Airway Stenting: An Overview upon a Single Centre Series

Flavio Colaut*
Thoracic Surgery, City Hospital via Montehgrappa 1, Montebelluna (TV), Italy
*Corresponding Author: Flavio Colaut, Thoracic Surgery, City Hospital, Via Montehgrappa 1 31044 Montebelluna (TV), Italy, Tel: +39 349 6039619, Fax: +39 0499367643, Email: [email protected]

Received: 28-Mar-2017 / Accepted Date: 20-Apr-2017 / Published Date: 27-Apr-2017


Endobronchial stents are widely used to treat stenosis of the airway that are not suitable for surgery. Procedure will be successful for well selected patients for whom surgical resection is not recommended. However an ideal stent does not exist and complications are reported in all series. The correct indication and the good choice of stents are mandatory. An overview on a single centre experience is briefly discussed.

Keywords: Stent; Airway; Palliation


Stents are increasingly used in the management of various central airway disordres, among these benign and malignant stenoses.

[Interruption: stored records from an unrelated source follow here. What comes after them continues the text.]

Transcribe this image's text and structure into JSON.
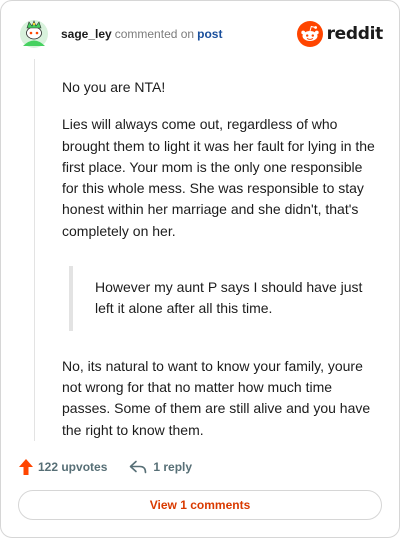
{
  "header": {
    "username": "sage_ley",
    "action": "commented on",
    "post_link": "post",
    "brand": "reddit"
  },
  "comment": {
    "paragraph_1": "No you are NTA!",
    "paragraph_2": "Lies will always come out, regardless of who brought them to light it was her fault for lying in the first place. Your mom is the only one responsible for this whole mess. She was responsible to stay honest within her marriage and she didn't, that's completely on her.",
    "quote": "However my aunt P says I should have just left it alone after all this time.",
    "paragraph_3": "No, its natural to want to know your family, youre not wrong for that no matter how much time passes. Some of them are still alive and you have the right to know them."
  },
  "footer": {
    "upvotes": "122 upvotes",
    "replies": "1 reply",
    "view_button": "View 1 comments"
  },
  "colors": {
    "brand_orange": "#ff4500",
    "link_blue": "#1a4f9c",
    "button_text": "#d93a00",
    "muted_text": "#576f76",
    "avatar_green": "#46d160"
  },
  "icons": {
    "avatar": "snoo-avatar-icon",
    "brand": "reddit-logo-icon",
    "upvote": "upvote-arrow-icon",
    "reply": "reply-arrow-icon"
  }
}
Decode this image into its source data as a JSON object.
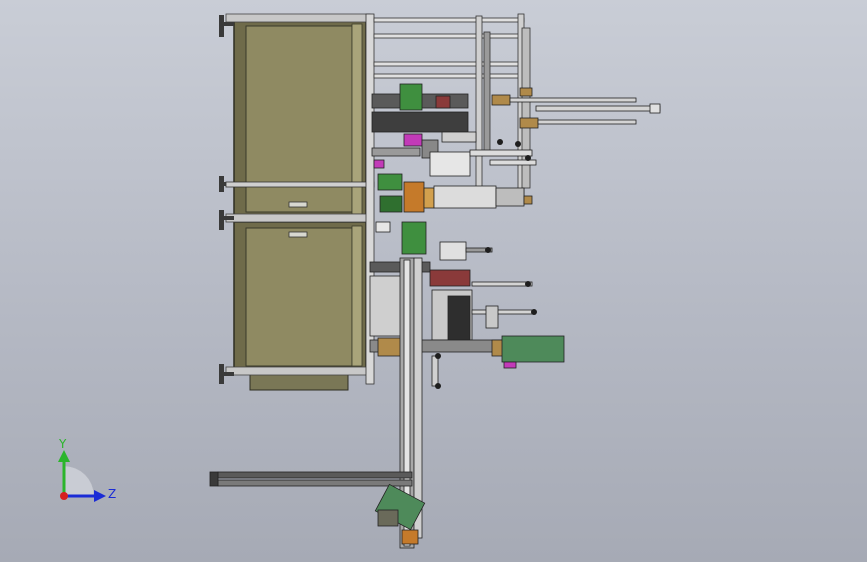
{
  "triad": {
    "y_label": "Y",
    "z_label": "Z",
    "y_color": "#2bb52b",
    "z_color": "#1a2bd6",
    "x_color": "#d62020"
  },
  "colors": {
    "cabinet": "#9a9468",
    "cabinet_panel": "#8b8763",
    "frame": "#d6d6d6",
    "dark_steel": "#4c4c4c",
    "accent_green": "#3f8f3f",
    "accent_magenta": "#c23ab8",
    "brass": "#b08a4a",
    "motor_green": "#4e8a5a"
  }
}
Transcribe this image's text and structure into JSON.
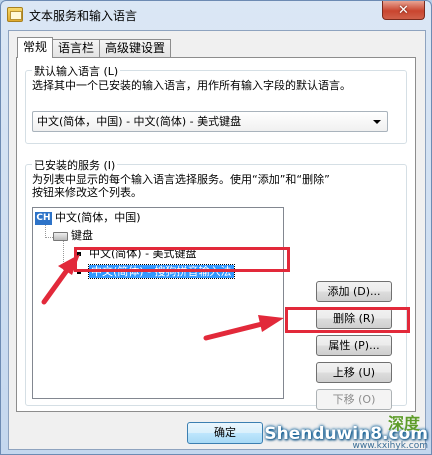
{
  "window": {
    "title": "文本服务和输入语言",
    "close_label": "✕"
  },
  "tabs": [
    {
      "label": "常规",
      "active": true
    },
    {
      "label": "语言栏",
      "active": false
    },
    {
      "label": "高级键设置",
      "active": false
    }
  ],
  "default_language": {
    "legend": "默认输入语言 (L)",
    "description": "选择其中一个已安装的输入语言，用作所有输入字段的默认语言。",
    "selected": "中文(简体，中国) - 中文(简体) - 美式键盘"
  },
  "installed_services": {
    "legend": "已安装的服务 (I)",
    "description_line1": "为列表中显示的每个输入语言选择服务。使用“添加”和“删除”",
    "description_line2": "按钮来修改这个列表。",
    "tree": {
      "language_code": "CH",
      "language": "中文(简体，中国)",
      "group": "键盘",
      "items": [
        {
          "label": "中文(简体) - 美式键盘",
          "selected": false
        },
        {
          "label": "中文(简体) - 搜狗拼音输入法",
          "selected": true
        }
      ]
    },
    "buttons": {
      "add": "添加 (D)...",
      "remove": "删除 (R)",
      "properties": "属性 (P)...",
      "move_up": "上移 (U)",
      "move_down": "下移 (O)"
    }
  },
  "dialog_buttons": {
    "ok": "确定"
  },
  "watermark": {
    "main": "Shenduwin8.com",
    "sub": "www.kxihyk.com",
    "chinese": "深度"
  },
  "colors": {
    "annotation_red": "#e2293a",
    "selection_blue": "#3399ff"
  }
}
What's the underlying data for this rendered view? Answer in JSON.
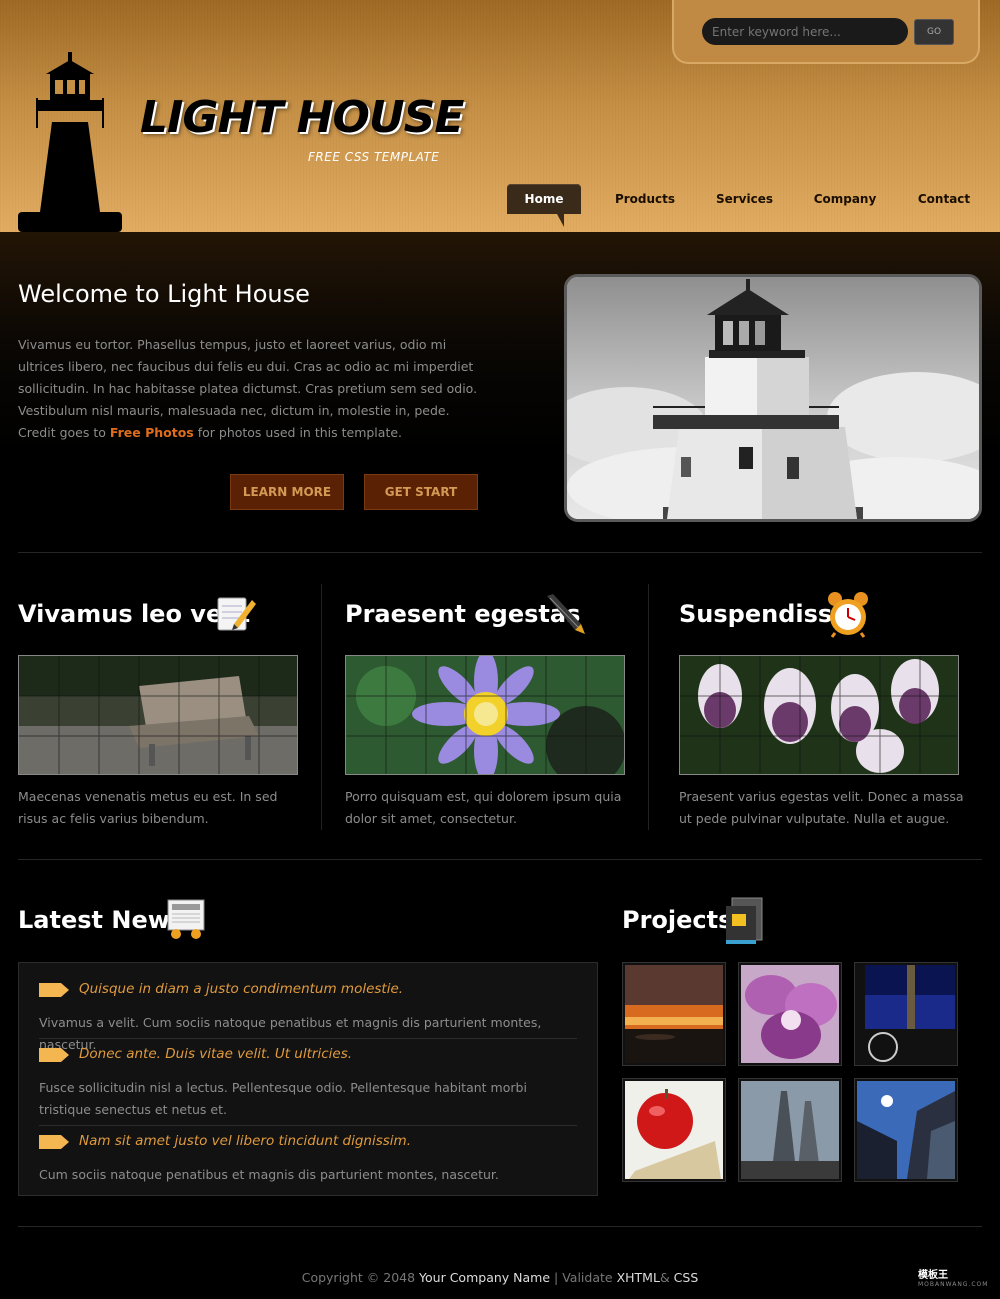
{
  "header": {
    "logo_title": "LIGHT HOUSE",
    "logo_subtitle": "FREE CSS TEMPLATE",
    "search_placeholder": "Enter keyword here...",
    "search_button": "GO"
  },
  "nav": {
    "items": [
      {
        "label": "Home",
        "active": true
      },
      {
        "label": "Products",
        "active": false
      },
      {
        "label": "Services",
        "active": false
      },
      {
        "label": "Company",
        "active": false
      },
      {
        "label": "Contact",
        "active": false
      }
    ]
  },
  "banner": {
    "title": "Welcome to Light House",
    "text_before_link": "Vivamus eu tortor. Phasellus tempus, justo et laoreet varius, odio mi ultrices libero, nec faucibus dui felis eu dui. Cras ac odio ac mi imperdiet sollicitudin. In hac habitasse platea dictumst. Cras pretium sem sed odio. Vestibulum nisl mauris, malesuada nec, dictum in, molestie in, pede. Credit goes to",
    "link_text": "Free Photos",
    "text_after_link": "for photos used in this template.",
    "learn_more": "LEARN MORE",
    "get_start": "GET START"
  },
  "columns": [
    {
      "title": "Vivamus leo velit",
      "icon": "notepad-pencil-icon",
      "text": "Maecenas venenatis metus eu est. In sed risus ac felis varius bibendum."
    },
    {
      "title": "Praesent egestas",
      "icon": "fountain-pen-icon",
      "text": "Porro quisquam est, qui dolorem ipsum quia dolor sit amet, consectetur."
    },
    {
      "title": "Suspendisse",
      "icon": "alarm-clock-icon",
      "text": "Praesent varius egestas velit. Donec a massa ut pede pulvinar vulputate. Nulla et augue."
    }
  ],
  "news": {
    "title": "Latest News",
    "items": [
      {
        "headline": "Quisque in diam a justo condimentum molestie.",
        "body": "Vivamus a velit. Cum sociis natoque penatibus et magnis dis parturient montes, nascetur."
      },
      {
        "headline": "Donec ante. Duis vitae velit. Ut ultricies.",
        "body": "Fusce sollicitudin nisl a lectus. Pellentesque odio. Pellentesque habitant morbi tristique senectus et netus et."
      },
      {
        "headline": "Nam sit amet justo vel libero tincidunt dignissim.",
        "body": "Cum sociis natoque penatibus et magnis dis parturient montes, nascetur."
      }
    ]
  },
  "projects": {
    "title": "Projects",
    "thumbnails": [
      "sunset",
      "orchid",
      "tower-window",
      "apple-notebook",
      "skyscrapers",
      "glass-buildings"
    ]
  },
  "footer": {
    "copyright": "Copyright © 2048",
    "company": "Your Company Name",
    "sep": "|",
    "validate": "Validate",
    "xhtml": "XHTML",
    "amp": "&",
    "css": "CSS",
    "badge_cn": "模板王",
    "badge_url": "MOBANWANG.COM"
  },
  "colors": {
    "accent_orange": "#e06d1c",
    "news_headline": "#e09a3e",
    "header_gradient_top": "#9e6a25",
    "header_gradient_bottom": "#e2ad62"
  }
}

In well selected cases airway stents can improve pulmonary symptoms [1], quality of life [2] and even survival [3,4], expecially if stenting is part of a multimodality therapy [5]. Surgical intervention, altough a mainstay of treatment, may not suite patients who present the clinician with advanced malignancy and require only a good palliation. So far silicone [6,7] and metallic [8] stents have been widely used with good results.

Materials and Methods

Since 1989 to 2016 at our Institution 310 stents were deployed. 79% were silicone stent, 13% were Nitinol stent, 1% steel and 7% other stents. Indications were: endobronchial cancer (64%), inflammatory stenosis (17%), external compression (7%), tracheo-esophageal fistula (7%), relapse of endobronchial cancer (2%), temporary stenting (2%) and bleeding in the main bronchi (1%). All the stents were deployed with the rigid scope.


The most important outcome on a patient-basis is that the larger is the diameter of the airway in which the stent is deployed; the better is the result in terms of improved breathing. Complications with silicone stents were: displacement, infection, ageing (Figure 1), granulomas, bleeding, obstruction, chest pain, perforation of the airway. Complications with Nitinol stents were: granulation tissue ingrowth (Figure 2), difficult/impossible removal. One patient died in 1st P.O. day because of pulmonary embolism.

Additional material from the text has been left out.